4.Es wurde zu viel, als die Murdoch-Kader zwei sich teilweise ausschliessende Ziele immer skrupelloser verfolgten: Einerseits Auflagesteigerungen der eigenen Boulevardpresse mit allen Mitteln, zu denen Abhöraktionen gegenüber viertausend "interessanten" Zeitgenossen gehörten, um daraus knackige Stories zu alimentieren. Anderseits Bestechung von Polizeioffizieren, sodass lautgewordene Persönlichkeitsschutz- und Korruptionsvorwürfe in Amtsschubladen liegen blieben.

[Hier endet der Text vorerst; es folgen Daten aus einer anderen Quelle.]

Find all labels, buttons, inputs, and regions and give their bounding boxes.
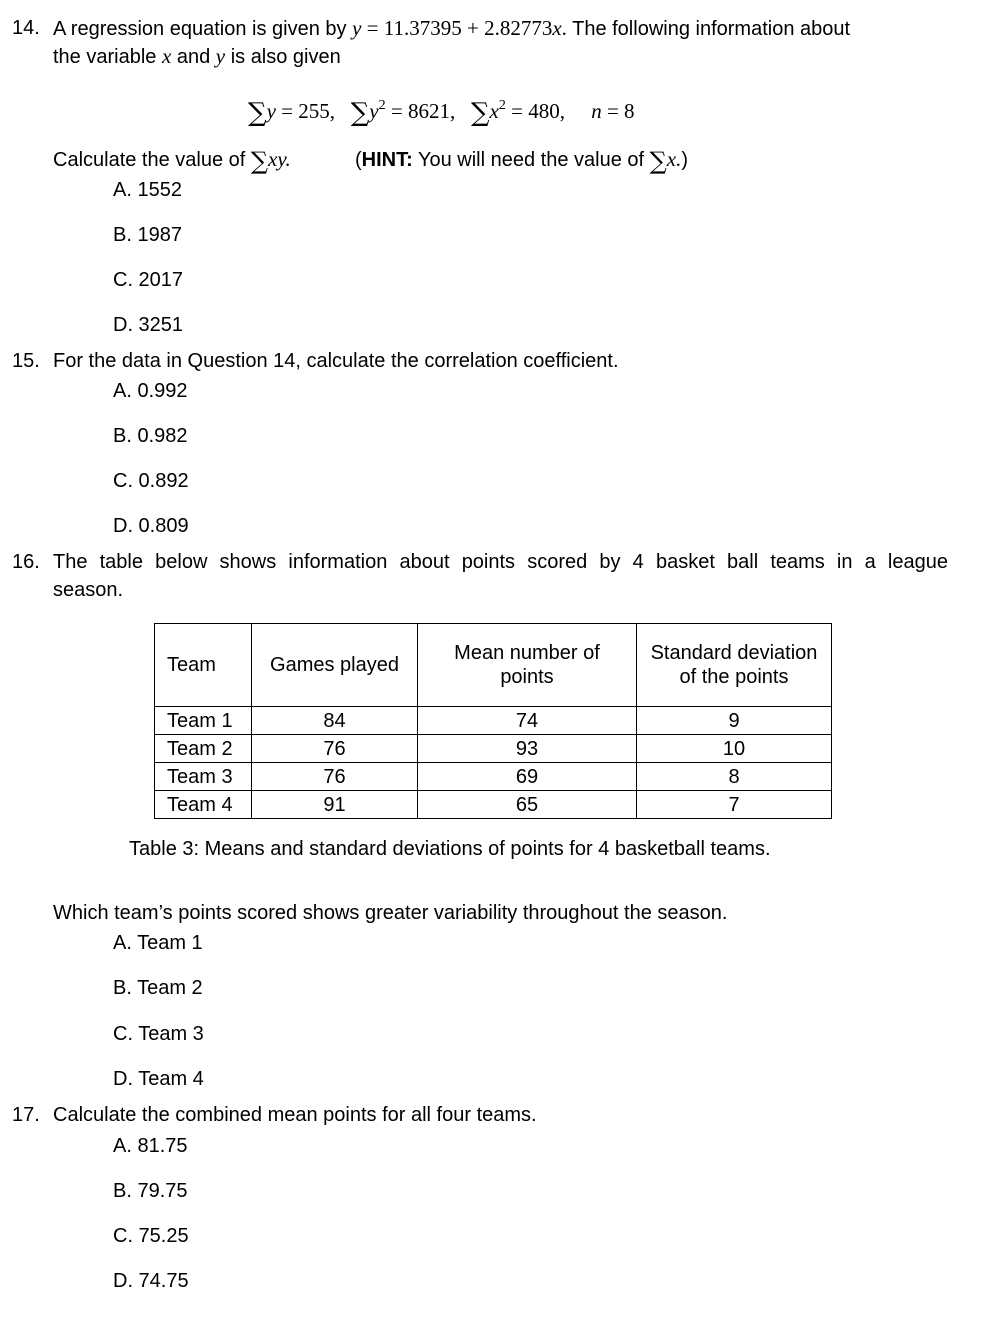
q14-eq-end: . — [561, 16, 567, 40]
q14-prompt — [53, 147, 291, 173]
table-header-row — [155, 624, 832, 707]
q15-option: B. 0.982 — [113, 425, 188, 447]
sum-x2-exponent: 2 — [498, 98, 506, 113]
sum-y2-var: y — [369, 99, 379, 123]
q15-option: D. 0.809 — [113, 515, 189, 537]
header-games-played: Games played — [252, 624, 418, 707]
q14-stem-line1 — [53, 16, 850, 41]
q16-text-line1: The table below shows information about points scored by 4 basket ball teams in a league — [53, 551, 948, 573]
q14-option: B. 1987 — [113, 224, 182, 246]
q14-eq-y: y — [352, 16, 362, 40]
q15-number: 15. — [12, 350, 40, 372]
q14-number: 14. — [12, 17, 40, 39]
q15-text: For the data in Question 14, calculate the correlation coefficient. — [53, 350, 619, 372]
sum-sigma-icon: ∑ — [350, 98, 370, 128]
cell-games: 84 — [252, 707, 418, 735]
q14-line2-a: the variable — [53, 46, 157, 68]
header-sd-points: Standard deviation of the points — [637, 624, 832, 707]
cell-sd: 9 — [637, 707, 832, 735]
q14-option: A. 1552 — [113, 179, 182, 201]
cell-team: Team 1 — [155, 707, 252, 735]
cell-team: Team 3 — [155, 763, 252, 791]
table-row — [155, 735, 832, 763]
sum-y2-exponent: 2 — [378, 98, 386, 113]
q16-text-line2: season. — [53, 579, 124, 601]
cell-sd: 10 — [637, 735, 832, 763]
q14-line2-c: is also given — [230, 46, 341, 68]
q14-stem-line2 — [53, 44, 341, 69]
sum-y-var: y — [266, 99, 276, 123]
q17-option: D. 74.75 — [113, 1270, 189, 1292]
cell-games: 91 — [252, 791, 418, 819]
q16-option: A. Team 1 — [113, 932, 203, 954]
n-var: n — [591, 99, 602, 123]
header-mean-points: Mean number of points — [418, 624, 637, 707]
hint-close: ) — [681, 149, 689, 171]
q14-sums-line — [248, 94, 635, 128]
q16-option: C. Team 3 — [113, 1023, 204, 1045]
q17-option: A. 81.75 — [113, 1135, 188, 1157]
cell-sd: 7 — [637, 791, 832, 819]
header-team: Team — [155, 624, 252, 707]
q17-number: 17. — [12, 1104, 40, 1126]
table-row — [155, 763, 832, 791]
q14-text-b: The following information about — [572, 18, 851, 40]
cell-mean: 74 — [418, 707, 637, 735]
q14-line2-b: and — [176, 46, 211, 68]
hint-label: HINT: — [361, 149, 413, 171]
q17-option: B. 79.75 — [113, 1180, 188, 1202]
cell-games: 76 — [252, 735, 418, 763]
table-caption: Table 3: Means and standard deviations of points for 4 basketball teams. — [129, 838, 771, 860]
q14-option: D. 3251 — [113, 314, 184, 336]
q14-text-a: A regression equation is given by — [53, 18, 347, 40]
q15-option: C. 0.892 — [113, 470, 189, 492]
hint-open: ( — [355, 149, 362, 171]
sum-x2-var: x — [489, 99, 499, 123]
sum-sigma-icon: ∑ — [470, 98, 490, 128]
sum-y-value: = 255, — [281, 99, 335, 123]
q14-eq-body: = 11.37395 + 2.82773 — [361, 16, 553, 40]
q16-option: B. Team 2 — [113, 977, 203, 999]
sum-sigma-icon: ∑ — [649, 147, 667, 175]
cell-sd: 8 — [637, 763, 832, 791]
q14-prompt-xy: xy. — [268, 147, 291, 171]
cell-team: Team 2 — [155, 735, 252, 763]
sum-y2-value: = 8621, — [390, 99, 456, 123]
q17-option: C. 75.25 — [113, 1225, 189, 1247]
q14-prompt-text: Calculate the value of — [53, 149, 246, 171]
q16-question: Which team’s points scored shows greater variability throughout the season. — [53, 902, 728, 924]
sum-sigma-icon: ∑ — [248, 98, 267, 128]
q14-var-y: y — [215, 44, 226, 68]
n-value: = 8 — [606, 99, 635, 123]
sum-x2-value: = 480, — [511, 99, 565, 123]
teams-table — [154, 623, 832, 819]
q14-eq-x: x — [552, 16, 562, 40]
q14-hint — [355, 147, 688, 173]
q14-var-x: x — [161, 44, 172, 68]
sum-sigma-icon: ∑ — [250, 147, 269, 175]
cell-games: 76 — [252, 763, 418, 791]
cell-mean: 65 — [418, 791, 637, 819]
q16-option: D. Team 4 — [113, 1068, 204, 1090]
q17-text: Calculate the combined mean points for all four teams. — [53, 1104, 537, 1126]
q15-option: A. 0.992 — [113, 380, 188, 402]
cell-mean: 69 — [418, 763, 637, 791]
cell-mean: 93 — [418, 735, 637, 763]
cell-team: Team 4 — [155, 791, 252, 819]
q14-option: C. 2017 — [113, 269, 184, 291]
table-row — [155, 707, 832, 735]
hint-text: You will need the value of — [417, 149, 645, 171]
table-row — [155, 791, 832, 819]
q16-number: 16. — [12, 551, 40, 573]
hint-x: x. — [666, 147, 682, 171]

Die britische Boulevardpresse hat immer mit dem Beifall der Massen 'Celebrities' und Mächtige heruntergerissen. Als die Abhörangriffe mit Hilfe von Privatdetektiven sich gegen einfache Leute richteten, Verbrechensopfer und Soldatenwitwen, kehrte die Volksgunst gegen die Murdoch-Redaktionen – ein Rest des alten Klassendenkens. Auch die Bestechung von Polizeioffizieren bei Scotland Yard kam ganz schlecht an. Die gefürchtete Murdoch-Maschine war plötzlich entblösst und verlor ihren Schrecken. Und die Tory-Mehrheit im Parlament setzte sich blitzschnell von Murdoch ab.

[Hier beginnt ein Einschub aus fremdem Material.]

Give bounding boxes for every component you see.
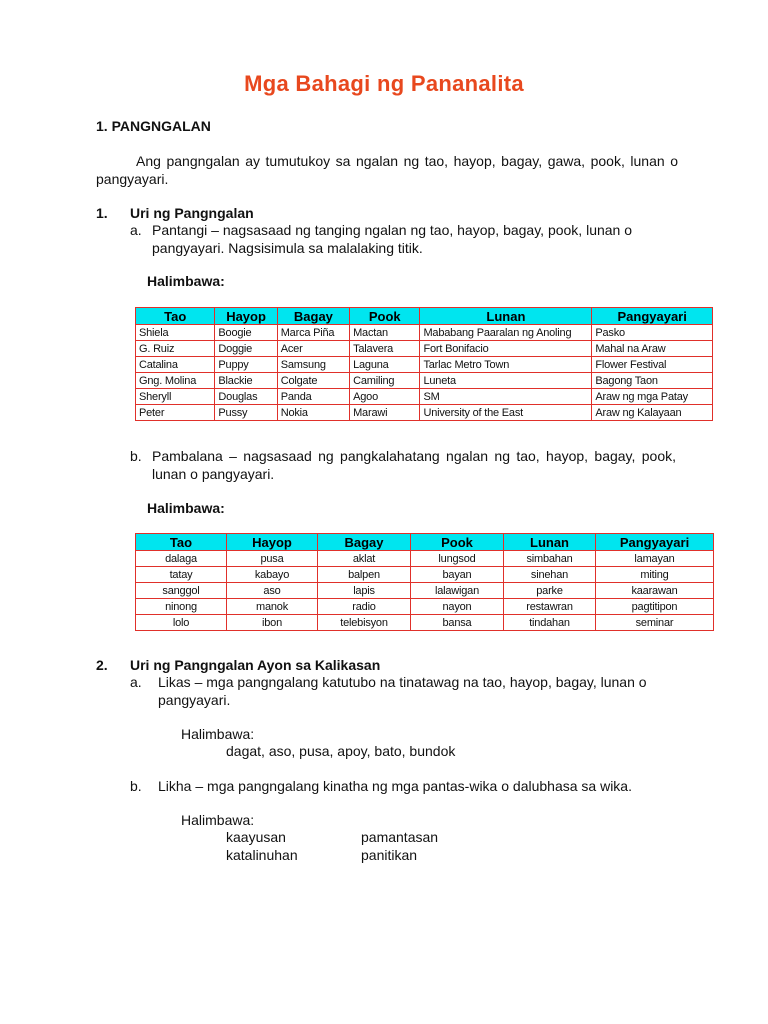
table-cell: lalawigan <box>411 583 504 599</box>
likha-example-2b: panitikan <box>361 847 418 863</box>
table-cell: radio <box>318 599 411 615</box>
table-cell: Flower Festival <box>592 357 713 373</box>
table-row <box>136 567 714 583</box>
table-cell: tatay <box>136 567 227 583</box>
table-row <box>136 357 713 373</box>
table-cell: tindahan <box>504 615 596 631</box>
table-cell: Araw ng Kalayaan <box>592 405 713 421</box>
table-row <box>136 551 714 567</box>
table-cell: ninong <box>136 599 227 615</box>
table-row <box>136 583 714 599</box>
table-cell: Mahal na Araw <box>592 341 713 357</box>
item-b-text-pambalana: Pambalana – nagsasaad ng pangkalahatang ngalan ng tao, hayop, bagay, pook, lunan o pangyayari. <box>152 448 676 482</box>
table-cell: balpen <box>318 567 411 583</box>
item-a-label: a. <box>130 222 142 238</box>
table-cell: sanggol <box>136 583 227 599</box>
table-cell: parke <box>504 583 596 599</box>
table-row <box>136 325 713 341</box>
intro-paragraph: Ang pangngalan ay tumutukoy sa ngalan ng tao, hayop, bagay, gawa, pook, lunan o pangyayari. <box>96 153 678 187</box>
table-cell: aso <box>227 583 318 599</box>
table-cell: Camiling <box>350 373 420 389</box>
table-cell: bansa <box>411 615 504 631</box>
table-row <box>136 373 713 389</box>
table-cell: Fort Bonifacio <box>420 341 592 357</box>
table-cell: Peter <box>136 405 215 421</box>
table-cell: Panda <box>277 389 349 405</box>
table-cell: Doggie <box>215 341 277 357</box>
table-cell: restawran <box>504 599 596 615</box>
table-cell: nayon <box>411 599 504 615</box>
sub-number-1: 1. <box>96 205 108 221</box>
table-cell: kabayo <box>227 567 318 583</box>
pambalana-header-hayop: Hayop <box>227 534 318 551</box>
pambalana-header-pook: Pook <box>411 534 504 551</box>
table-cell: Mactan <box>350 325 420 341</box>
table-cell: Talavera <box>350 341 420 357</box>
table-row <box>136 599 714 615</box>
sub-heading-uri-ng-pangngalan: Uri ng Pangngalan <box>130 205 254 221</box>
table-cell: lungsod <box>411 551 504 567</box>
table-cell: Nokia <box>277 405 349 421</box>
pantangi-header-bagay: Bagay <box>277 308 349 325</box>
table-cell: Samsung <box>277 357 349 373</box>
likha-example-2a: katalinuhan <box>226 847 298 863</box>
table-cell: Shiela <box>136 325 215 341</box>
table-cell: Bagong Taon <box>592 373 713 389</box>
example-label: Halimbawa: <box>147 273 225 289</box>
item-b-text-likha: Likha – mga pangngalang kinatha ng mga pantas-wika o dalubhasa sa wika. <box>158 778 632 794</box>
table-cell: Marawi <box>350 405 420 421</box>
table-cell: Pussy <box>215 405 277 421</box>
table-cell: Catalina <box>136 357 215 373</box>
table-cell: manok <box>227 599 318 615</box>
pantangi-header-tao: Tao <box>136 308 215 325</box>
likas-examples: dagat, aso, pusa, apoy, bato, bundok <box>226 743 456 759</box>
table-cell: aklat <box>318 551 411 567</box>
table-cell: simbahan <box>504 551 596 567</box>
pantangi-header-lunan: Lunan <box>420 308 592 325</box>
table-cell: Araw ng mga Patay <box>592 389 713 405</box>
table-cell: miting <box>596 567 714 583</box>
likha-example-1a: kaayusan <box>226 829 286 845</box>
table-cell: pagtitipon <box>596 599 714 615</box>
table-cell: Pasko <box>592 325 713 341</box>
table-cell: Sheryll <box>136 389 215 405</box>
section-heading-pangngalan: 1. PANGNGALAN <box>96 118 211 134</box>
table-cell: pusa <box>227 551 318 567</box>
item-a-label-likas: a. <box>130 674 142 690</box>
table-cell: seminar <box>596 615 714 631</box>
table-row <box>136 615 714 631</box>
table-cell: Puppy <box>215 357 277 373</box>
table-row <box>136 405 713 421</box>
table-cell: telebisyon <box>318 615 411 631</box>
pantangi-header-pook: Pook <box>350 308 420 325</box>
table-pambalana <box>135 533 714 631</box>
table-cell: SM <box>420 389 592 405</box>
table-cell: Acer <box>277 341 349 357</box>
table-cell: Marca Piña <box>277 325 349 341</box>
likas-example-label: Halimbawa: <box>181 726 255 742</box>
table-cell: Tarlac Metro Town <box>420 357 592 373</box>
pantangi-header-pangyayari: Pangyayari <box>592 308 713 325</box>
table-cell: Colgate <box>277 373 349 389</box>
likha-example-1b: pamantasan <box>361 829 439 845</box>
pantangi-header-hayop: Hayop <box>215 308 277 325</box>
item-a-text-pantangi: Pantangi – nagsasaad ng tanging ngalan ng tao, hayop, bagay, pook, lunan o pangyayari. Nagsisimula sa malalaking titik. <box>152 222 633 256</box>
table-cell: lolo <box>136 615 227 631</box>
table-cell: sinehan <box>504 567 596 583</box>
table-cell: Gng. Molina <box>136 373 215 389</box>
pambalana-header-bagay: Bagay <box>318 534 411 551</box>
table-cell: Mababang Paaralan ng Anoling <box>420 325 592 341</box>
table-cell: University of the East <box>420 405 592 421</box>
table-cell: Luneta <box>420 373 592 389</box>
item-b-label: b. <box>130 448 142 464</box>
likha-example-label: Halimbawa: <box>181 812 255 828</box>
table-cell: lamayan <box>596 551 714 567</box>
sub-heading-kalikasan: Uri ng Pangngalan Ayon sa Kalikasan <box>130 657 381 673</box>
example-label-2: Halimbawa: <box>147 500 225 516</box>
table-cell: Boogie <box>215 325 277 341</box>
table-cell: ibon <box>227 615 318 631</box>
table-cell: Douglas <box>215 389 277 405</box>
pambalana-header-pangyayari: Pangyayari <box>596 534 714 551</box>
table-row <box>136 389 713 405</box>
table-cell: lapis <box>318 583 411 599</box>
table-row <box>136 341 713 357</box>
table-cell: dalaga <box>136 551 227 567</box>
table-cell: kaarawan <box>596 583 714 599</box>
table-cell: G. Ruiz <box>136 341 215 357</box>
table-cell: Agoo <box>350 389 420 405</box>
item-a-text-likas: Likas – mga pangngalang katutubo na tinatawag na tao, hayop, bagay, lunan o pangyayari. <box>158 674 647 708</box>
table-pantangi <box>135 307 713 421</box>
table-cell: Laguna <box>350 357 420 373</box>
table-cell: bayan <box>411 567 504 583</box>
pambalana-header-tao: Tao <box>136 534 227 551</box>
table-cell: Blackie <box>215 373 277 389</box>
pambalana-header-lunan: Lunan <box>504 534 596 551</box>
item-b-label-likha: b. <box>130 778 142 794</box>
sub-number-2: 2. <box>96 657 108 673</box>
page-title: Mga Bahagi ng Pananalita <box>244 71 524 96</box>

5.Was tun? Die englischen Gesetze zum Persönlichkeitsschutz sind – ausser gegenüber gewissen Verleumdungen – schwach. Auch die angesehene British Press Complaints Commission, mit einer Mehrheit von zivilen Respektspersonen und Chefredaktoren besetzt, hatte Glanz verloren. Sie musste kleinlaut ihren Tadel (2009) gegenüber der liberalen Tageszeitung "The Guardian" zurückziehen, worin sie Vorwürfe an Murdoch-Zeitungen wegen Abhörens als "stark übertrieben" bezeichnet hatte. Murdochs Kader und Polizeioffiziere hatten die Commission schamlos angelogen und alles auf einen oder zwei Einzelfälle reduziert. Dabei war der unablässig weiterrecherchierende "Guardian" der einzige Held der schmutzigen Affäre. Letzlich hat er die Murdoch-Beule aufgestochen. Aber auch kritische Kommentatoren und Parlamentarier in London zielen bis jetzt nicht auf neue Pressegesetze. Sondern auf verstärkte Selbstregulierung, auf ein Erwachen für Medienethik auch beim Publikum, auf verbesserten Datenschutz (in England immer noch ein Fremdwort). Das wäre wohl auch bei einer konsultativen Umfrage im Schweizer Presserat zu erfahren. Erste Anzeichen von Verwilderung sind in der Schweizer Boulevardpresse durchaus wahrzunehmen; Kaderleute nennen das "harten Boulevard". Da behauptet "Blick" unverfroren, der Untersuchungsrichter bestätige eine Abklärung gegen zwei der Vergewaltigung beschuldigte türkische Taxichauffeure: Der Justizmann hatte nichts bestätigt; einer von zwei war längst aus der Voruntersuchung entlassen. Von der Täterin in einem tödlich verlaufenen Ehestreit hatte "Blick" ein erschlichenes Polizeibild publiziert, das sie im blutverschmierten Nachthemd zeigte. Auch hier: Einzelfälle? Aber eine schleichende Erosion der Standards und korrumpierende Nebenerscheinungen lassen sich nur verhindern, wenn die verantwortungsbewusste Presse Übertretungen konstant tiefer hängt.